Open Access
An Automatic Rainfall‐Type Classification Algorithm Combining Diverse 3‐D Features of Radar Echoes
Author(s) -
Lei Bo,
Xu ZiXin,
Yang Ling,
Li Xuehua,
Zhen Xiaoqiong
Publication year - 2019
Publication title -
earth and space science
Language(s) - English
Resource type - Journals
SCImago Journal Rank - 0.843
H-Index - 23
ISSN - 2333-5084
DOI - 10.1029/2019ea000796
Subject(s) - algorithm , radar , computer science , artificial neural network , fuzzy logic , artificial intelligence , classifier (uml) , doppler radar , data mining , pattern recognition (psychology) , telecommunications
Abstract This paper proposes an improved algorithm which combines neural networks with diverse 3‐D structural features to partition radar reflectivity into convective and stratiform precipitation types. Radar data used in this work were obtained from three networked X‐band Doppler radars located in Chengdu, China. The proposed algorithm consists of the two sections: six high‐resolution features, which could be extracted from radar volume scanning and expressed the characteristics of the target in many ways, are selected as input to the neural network; systematic self‐diagnosis is implemented; and the optimized model is determined according to analysis of bias and variance of classifier.
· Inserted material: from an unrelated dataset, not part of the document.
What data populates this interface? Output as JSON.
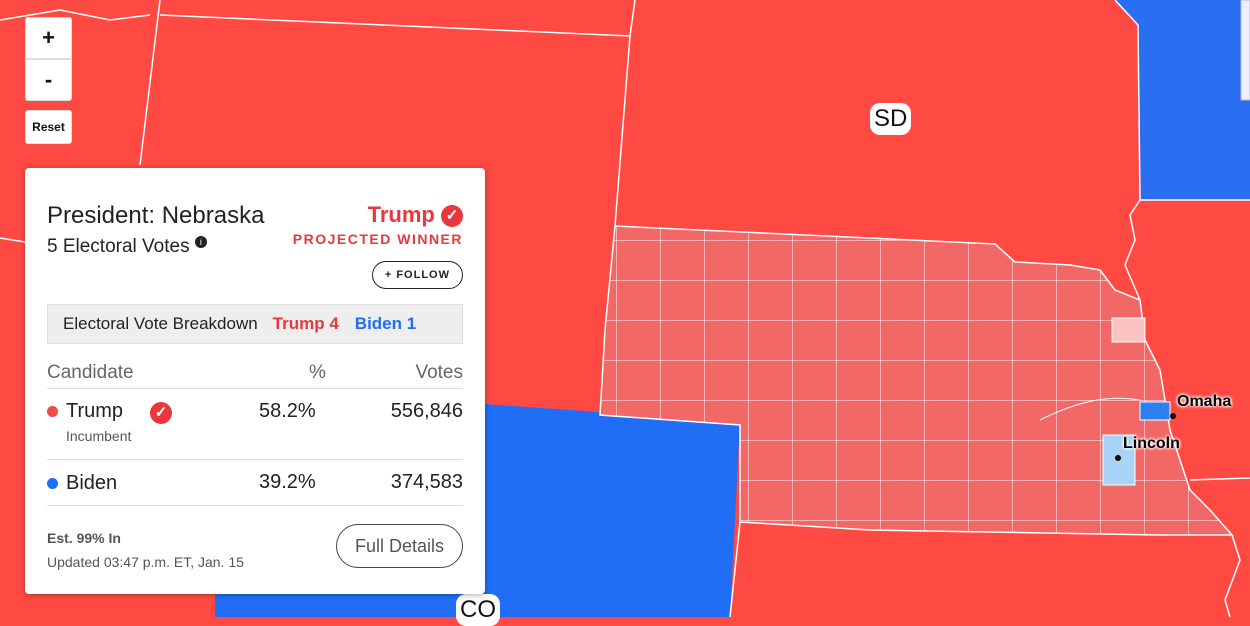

Three state‐of‐art classification algorithms were implemented as references for algorithm evaluation. Both subjective comparison and statistical results convince that performance of the proposed algorithm is better than performance of traditional classification algorithms in various weather systems. The statistical results show that the proposed algorithm F‐score values are 3%, 24%, and 30% higher than the fuzzy logic, SHY95, and BL algorithms and the recognition speed of the proposed algorithm is 54 times, two times, and four times that of fuzzy logic, SHY95, and BL, respectively. Considering network training is an offline procedure, classification by proposed neural network algorithm has great potential in real‐time weather analysis for the precipitation classification.